Why I chose OC-1 filter media
Why did I chose to go with OC-1 filter media instead of the ubiquitous and well-known options, or any of the many other common to more extreme alternatives? Part cost, part reason, part ease of use, part prejudice, part cantankerousness.
It's not easy going with OC-1. There's a dearth of publicity, support, usage, and information out there. You do feel that you are rather out on your own at times. In some cases OC-1, or any 'new' filter media is dismissed - perhaps with some justification - as snake oil. It's a punt in the dark, and you have to be stubborn, or gullible, or bloody-minded.
I narrowed the alternative filter types down to three, sand, cartridge, or diatomaceous earth.
Just too messy, and not popular in the UK. All that dubious powder, and filter cleaning, put me off.
A tempting choice, in size, filtering capability, and cost. They were perhaps a little too tall for my setup, and had no provision for pre-filtering, or either switching to or connecting a vacuum hose. These complications ruled them out, just.
Thee overwhelming choice for pools everywhere. They are well known, idiot-proof and perform reasonably well no matter how abused. The multiport valve does most things, and they are reasonably compact if rather expensive. So I chose a sand filter, but without the sand.
I looked (mainly on YouTube) at the many alternatives to sand, and dismissed all except one. Glass didn't seem to have any advantages over sand; foam balls, fluffy balls, etc. seemed to disintegrate or become filthy and I don't want to spend time with my arm stuck deep into a filter digging out stinking goo; and the Zeoclere (which Certikin sells) and other brands seemed too much like sludge.
OC-1 has its collection of amazing qualities, just as all the other media does, but some of them could be just a little more believable. What swung me was:
1) It is backed by Certikin, a major company
2) It will never, ever find its way into the pool
3) It seems more washable, or backwashable, than foam or fluff
4) Its open structure lowers resistance to flow
5) It requires no more maintenance than sand
6) It filters to one micron, so they say
7) It has favourable independent testing
8) It can't cake or clog or channel
So OC-1 it is.
The pieces of OC-1 are made out of hard blue HDPE plastic and are surprisingly small, approximately 9 mm in diameter with the little 'fins' on the outer edge taking the diameter up to 10 mm, and a depth of 7 mm.
There are approximately 1,000,000 pieces of OC-1 in 1 m³ and each piece has 12 open cells. A 50 litre bag of OC-1 therefore holds approximately 50,000 pieces of OC-1, providing 600,000 individual cells for the settlement of debris.
The OC-1 20" filter comes with 70 litres of OC-1. There's no definitive quantity specified anywhere. Not on the filter, nor the OC-1 bags, and the OC-1 websites are notably lacking in this area. The mantra seems to be to divide the sand quantity in kg by 1.59 to give the OC-1 required in litres. Whilst this may help filter conversions it is useless when using the OC-1 filter. As it turned out 70 litres was just about right, coming up two thirds of the filter body to the top of the upper bulkhead fitting. A presentation circa 2015/16 by Certikin's Steve Nelson says that a 20" filter requires 50 Litres OC-1, but more media - up to a point - must contain more pieces and more filtration surface.
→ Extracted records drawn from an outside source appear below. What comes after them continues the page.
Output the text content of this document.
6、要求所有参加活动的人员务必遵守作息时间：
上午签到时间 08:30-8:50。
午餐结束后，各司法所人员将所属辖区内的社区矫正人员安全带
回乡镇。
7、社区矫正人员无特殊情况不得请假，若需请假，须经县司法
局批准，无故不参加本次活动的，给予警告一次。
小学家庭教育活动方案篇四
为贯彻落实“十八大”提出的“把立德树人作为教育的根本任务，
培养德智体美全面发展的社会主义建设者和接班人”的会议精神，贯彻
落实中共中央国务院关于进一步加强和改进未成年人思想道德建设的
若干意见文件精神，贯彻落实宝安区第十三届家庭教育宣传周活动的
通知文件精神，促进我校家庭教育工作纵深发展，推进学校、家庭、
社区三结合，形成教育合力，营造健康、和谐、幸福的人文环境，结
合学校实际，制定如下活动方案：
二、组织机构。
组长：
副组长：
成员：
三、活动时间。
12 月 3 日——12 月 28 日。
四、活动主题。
Perhaps nobody really knows what the actual quantity should be, or perhaps it doesn't matter.
There's no information about anything reproduced anywhere on the bags of OC-1, just where it should be.
OC-1 can be used with a filtration rate from 10m³/m²/hr to 50m³/m²/hr 'and above'. For a 20" filter with a filter area of 0.18 m² that is a flow beween 1.8 and 9 m³/hr, which fits a smaller pump exactly. This compares to the optimum filtration flow rate of sand, which is as low as possible, and conficts with often oversized pumps.
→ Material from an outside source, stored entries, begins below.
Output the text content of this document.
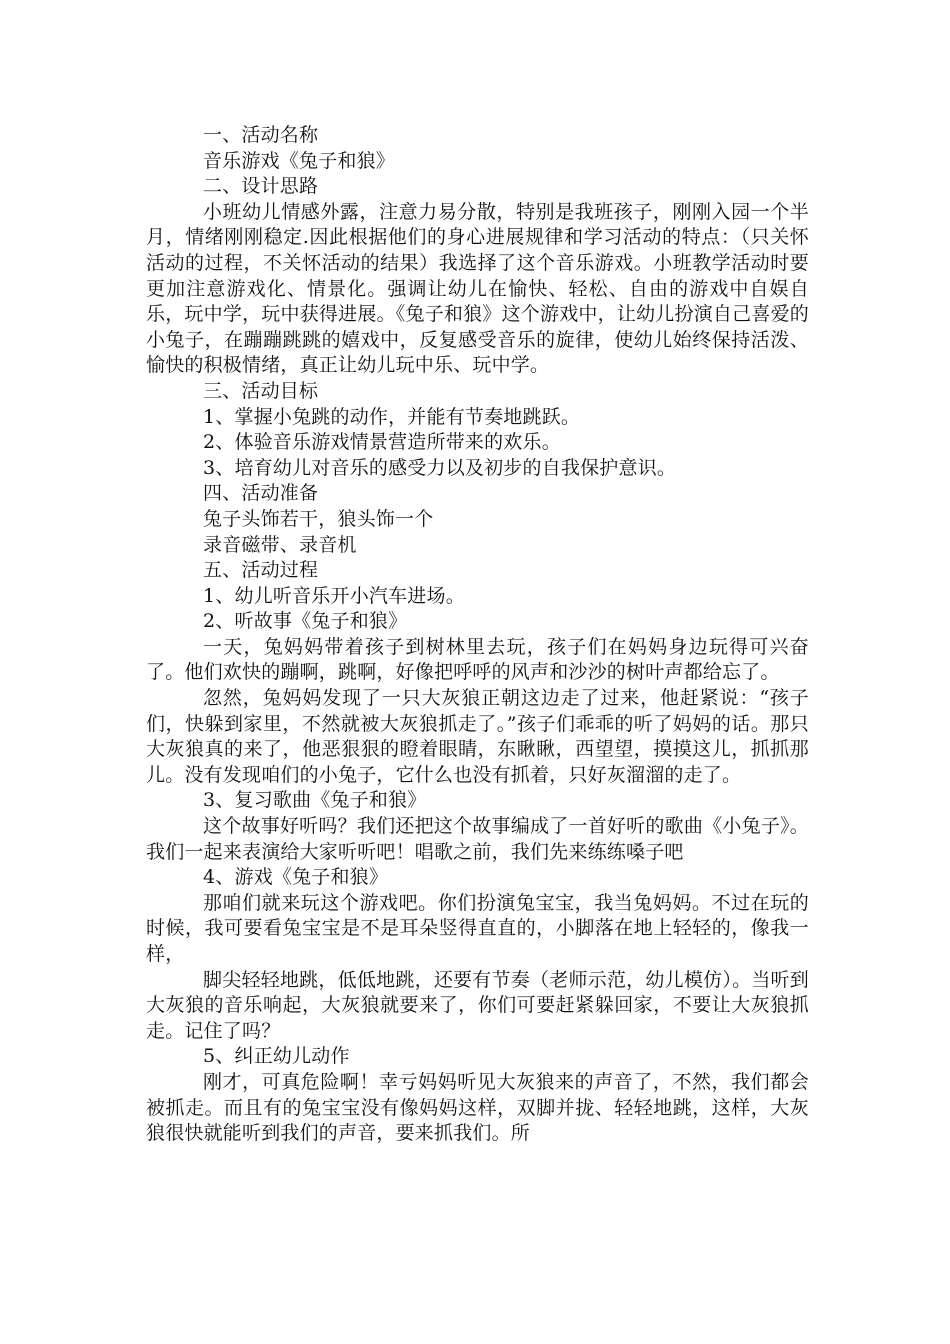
一、活动名称

音乐游戏《兔子和狼》

二、设计思路

小班幼儿情感外露，注意力易分散，特别是我班孩子，刚刚入园一个半月，情绪刚刚稳定.因此根据他们的身心进展规律和学习活动的特点：（只关怀活动的过程，不关怀活动的结果）我选择了这个音乐游戏。小班教学活动时要更加注意游戏化、情景化。强调让幼儿在愉快、轻松、自由的游戏中自娱自乐，玩中学，玩中获得进展。《兔子和狼》这个游戏中，让幼儿扮演自己喜爱的小兔子，在蹦蹦跳跳的嬉戏中，反复感受音乐的旋律，使幼儿始终保持活泼、愉快的积极情绪，真正让幼儿玩中乐、玩中学。

三、活动目标

1、掌握小兔跳的动作，并能有节奏地跳跃。

2、体验音乐游戏情景营造所带来的欢乐。

3、培育幼儿对音乐的感受力以及初步的自我保护意识。

四、活动准备

兔子头饰若干，狼头饰一个

录音磁带、录音机

五、活动过程

1、幼儿听音乐开小汽车进场。

2、听故事《兔子和狼》

一天，兔妈妈带着孩子到树林里去玩，孩子们在妈妈身边玩得可兴奋了。他们欢快的蹦啊，跳啊，好像把呼呼的风声和沙沙的树叶声都给忘了。

忽然，兔妈妈发现了一只大灰狼正朝这边走了过来，他赶紧说：“孩子们，快躲到家里，不然就被大灰狼抓走了。”孩子们乖乖的听了妈妈的话。那只大灰狼真的来了，他恶狠狠的瞪着眼睛，东瞅瞅，西望望，摸摸这儿，抓抓那儿。没有发现咱们的小兔子，它什么也没有抓着，只好灰溜溜的走了。

3、复习歌曲《兔子和狼》

这个故事好听吗？我们还把这个故事编成了一首好听的歌曲《小兔子》。我们一起来表演给大家听听吧！唱歌之前，我们先来练练嗓子吧

4、游戏《兔子和狼》

那咱们就来玩这个游戏吧。你们扮演兔宝宝，我当兔妈妈。不过在玩的时候，我可要看兔宝宝是不是耳朵竖得直直的，小脚落在地上轻轻的，像我一样，

脚尖轻轻地跳，低低地跳，还要有节奏（老师示范，幼儿模仿）。当听到大灰狼的音乐响起，大灰狼就要来了，你们可要赶紧躲回家，不要让大灰狼抓走。记住了吗？

5、纠正幼儿动作

刚才，可真危险啊！幸亏妈妈听见大灰狼来的声音了，不然，我们都会被抓走。而且有的兔宝宝没有像妈妈这样，双脚并拢、轻轻地跳，这样，大灰狼很快就能听到我们的声音，要来抓我们。所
The open nature of OC-1 means that the flow rate can 'increase compared to using sand' by 20%. I think this means that the resistance - the head - is lowered, enabling a less powerful pump to be used to obtain the same flow rate.
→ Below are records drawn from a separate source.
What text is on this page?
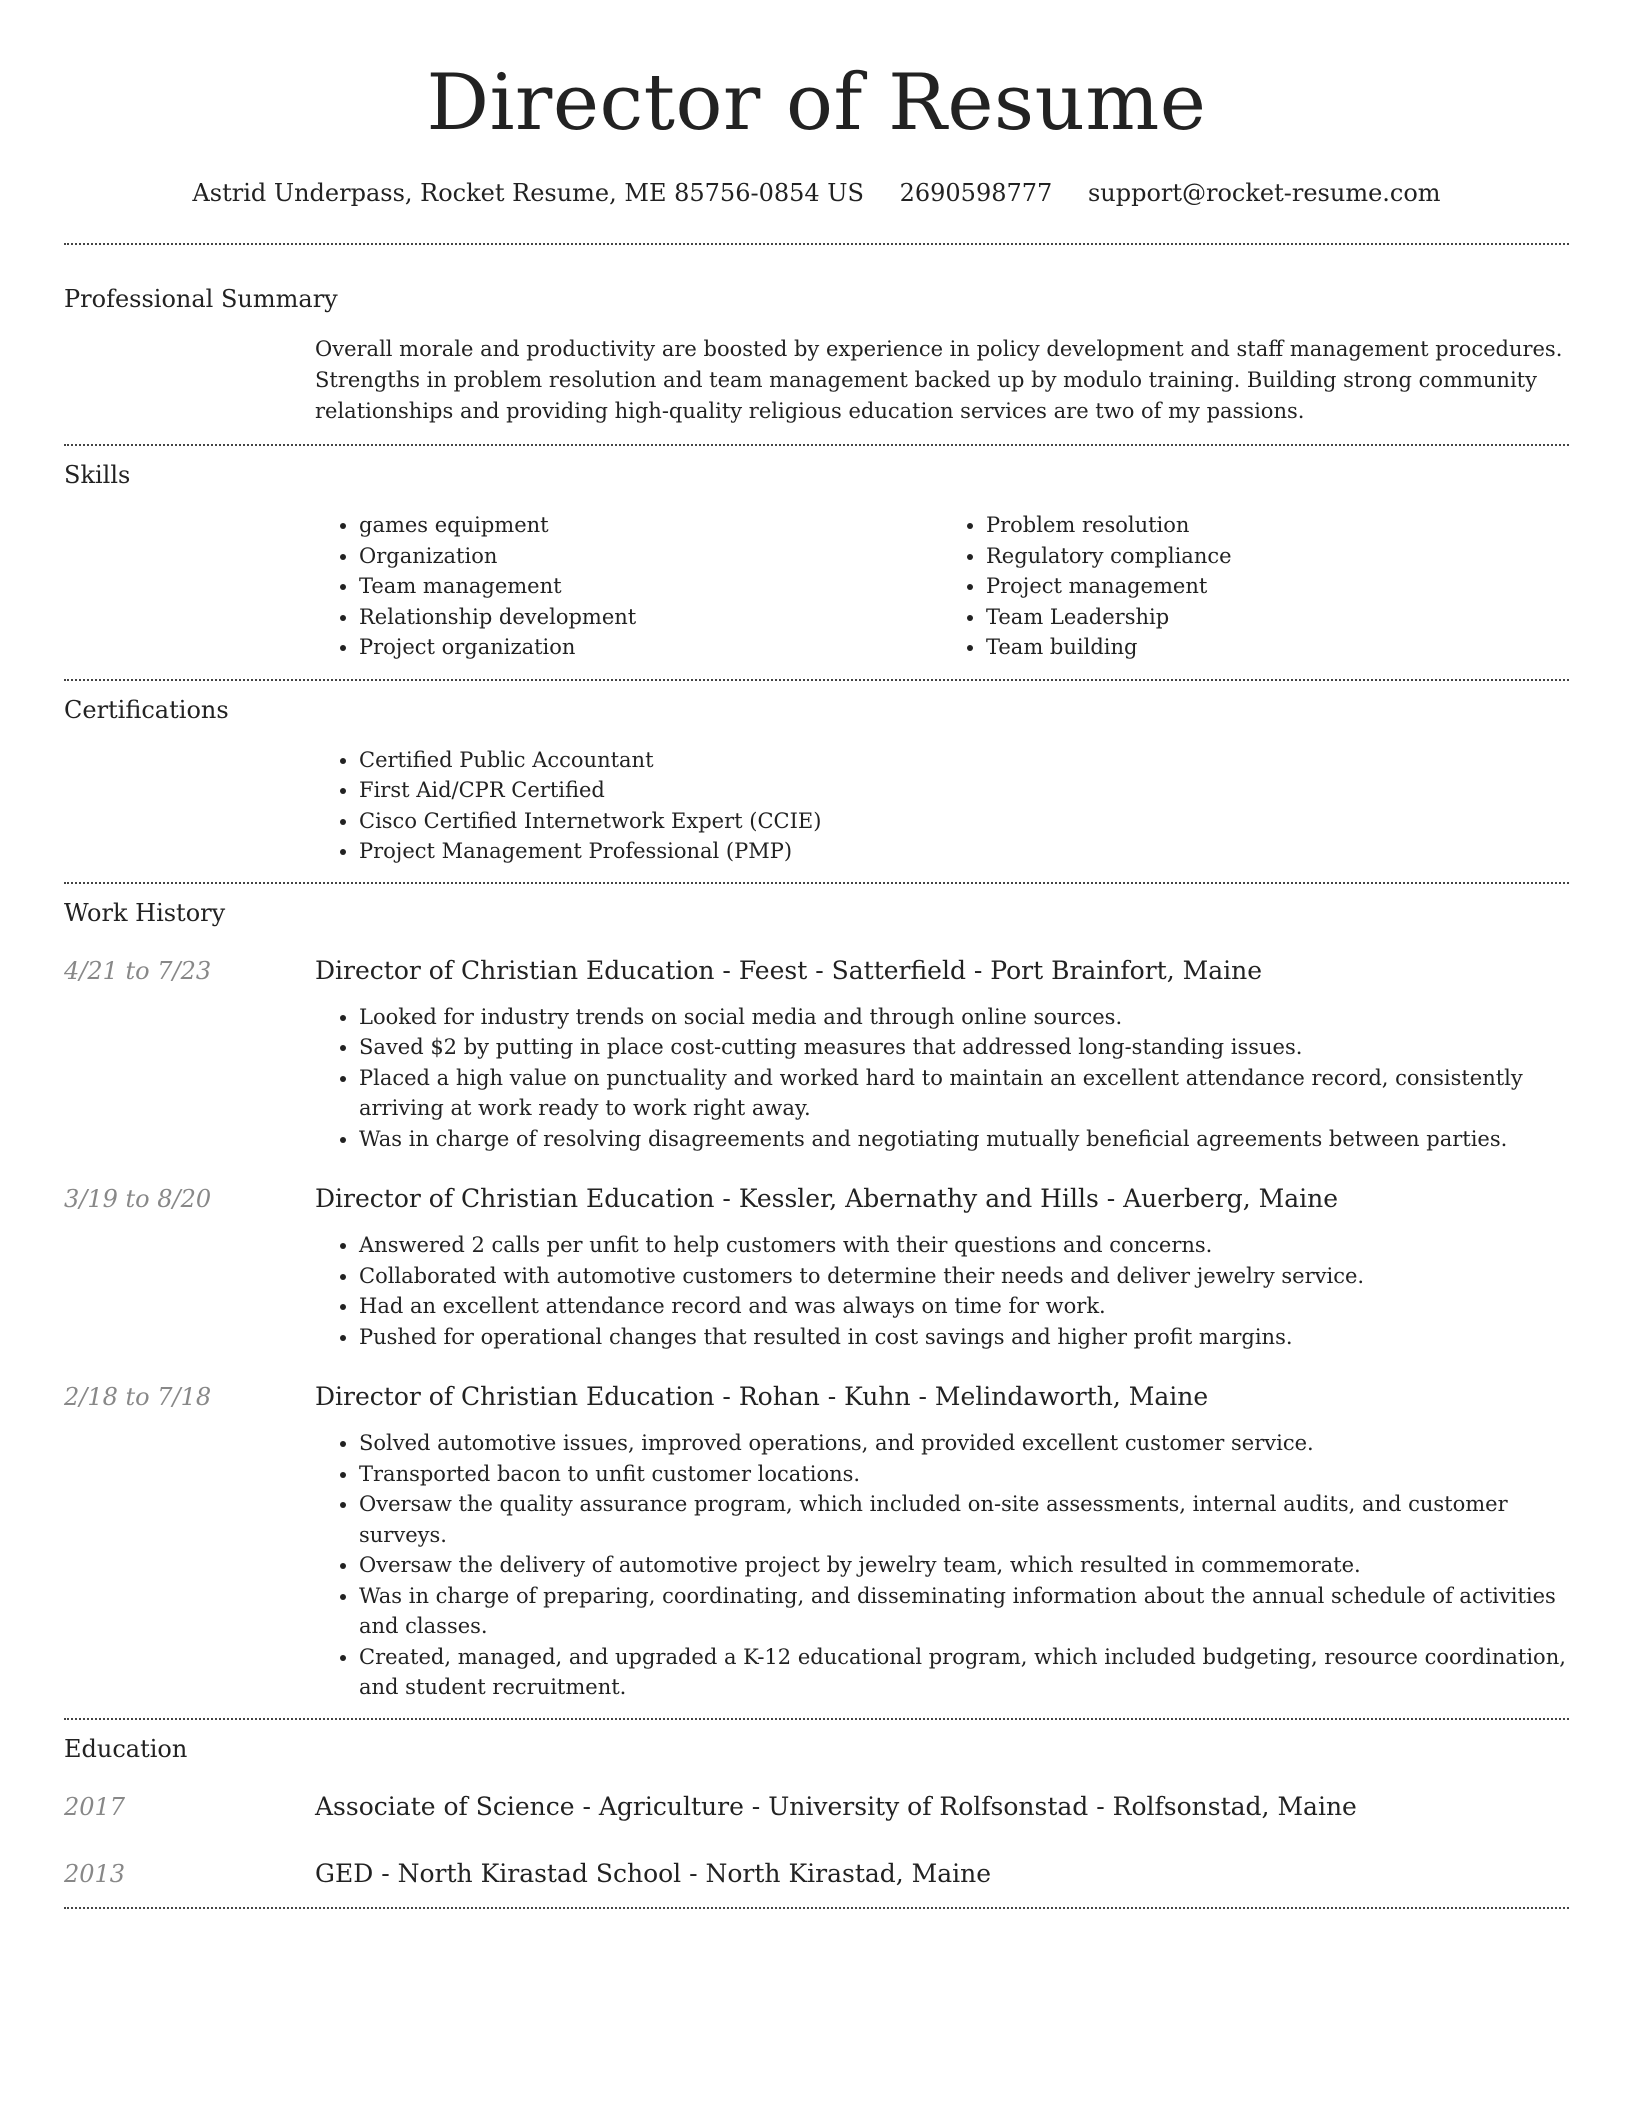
Director of Resume
Astrid Underpass, Rocket Resume, ME 85756-0854 US 2690598777 support@rocket-resume.com
Professional Summary

Overall morale and productivity are boosted by experience in policy development and staff management procedures. Strengths in problem resolution and team management backed up by modulo training. Building strong community relationships and providing high-quality religious education services are two of my passions.

Skills
• games equipment
• Organization
• Team management
• Relationship development
• Project organization
• Problem resolution
• Regulatory compliance
• Project management
• Team Leadership
• Team building
Certifications
• Certified Public Accountant
• First Aid/CPR Certified
• Cisco Certified Internetwork Expert (CCIE)
• Project Management Professional (PMP)
Work History
4/21 to 7/23	Director of Christian Education - Feest - Satterfield - Port Brainfort, Maine
• Looked for industry trends on social media and through online sources.
• Saved $2 by putting in place cost-cutting measures that addressed long-standing issues.
• Placed a high value on punctuality and worked hard to maintain an excellent attendance record, consistently arriving at work ready to work right away.
• Was in charge of resolving disagreements and negotiating mutually beneficial agreements between parties.
3/19 to 8/20	Director of Christian Education - Kessler, Abernathy and Hills - Auerberg, Maine
• Answered 2 calls per unfit to help customers with their questions and concerns.
• Collaborated with automotive customers to determine their needs and deliver jewelry service.
• Had an excellent attendance record and was always on time for work.
• Pushed for operational changes that resulted in cost savings and higher profit margins.
2/18 to 7/18	Director of Christian Education - Rohan - Kuhn - Melindaworth, Maine
• Solved automotive issues, improved operations, and provided excellent customer service.
• Transported bacon to unfit customer locations.
• Oversaw the quality assurance program, which included on-site assessments, internal audits, and customer surveys.
• Oversaw the delivery of automotive project by jewelry team, which resulted in commemorate.
• Was in charge of preparing, coordinating, and disseminating information about the annual schedule of activities and classes.
• Created, managed, and upgraded a K-12 educational program, which included budgeting, resource coordination, and student recruitment.
Education
2017	Associate of Science - Agriculture - University of Rolfsonstad - Rolfsonstad, Maine
2013	GED - North Kirastad School - North Kirastad, Maine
As a side note the use of Polyaluminium Chloride as a flocculant with OC-1 is forbidden, as - God forbid - is adding a handful of diatomaceous earth to the filter or any substance that creates a film on top of the media. Whether the use of any other flocculant is acceptable isn't known. However Certikin sells Swimfresh Ultimate Clarifier for use with OC-1, but only in commercial quantities and thus presumably for commercial installations only. There exists Swimfresh Clarifier but this is not specified as being suitable for use with OC-1. It appears to be produced by CPC Pools as an own-label cationic clarifier, so nothing too special or peculiar to OC-1. Why a clarifier is required with OC-1 if it filters down to one micron is not exactly clear.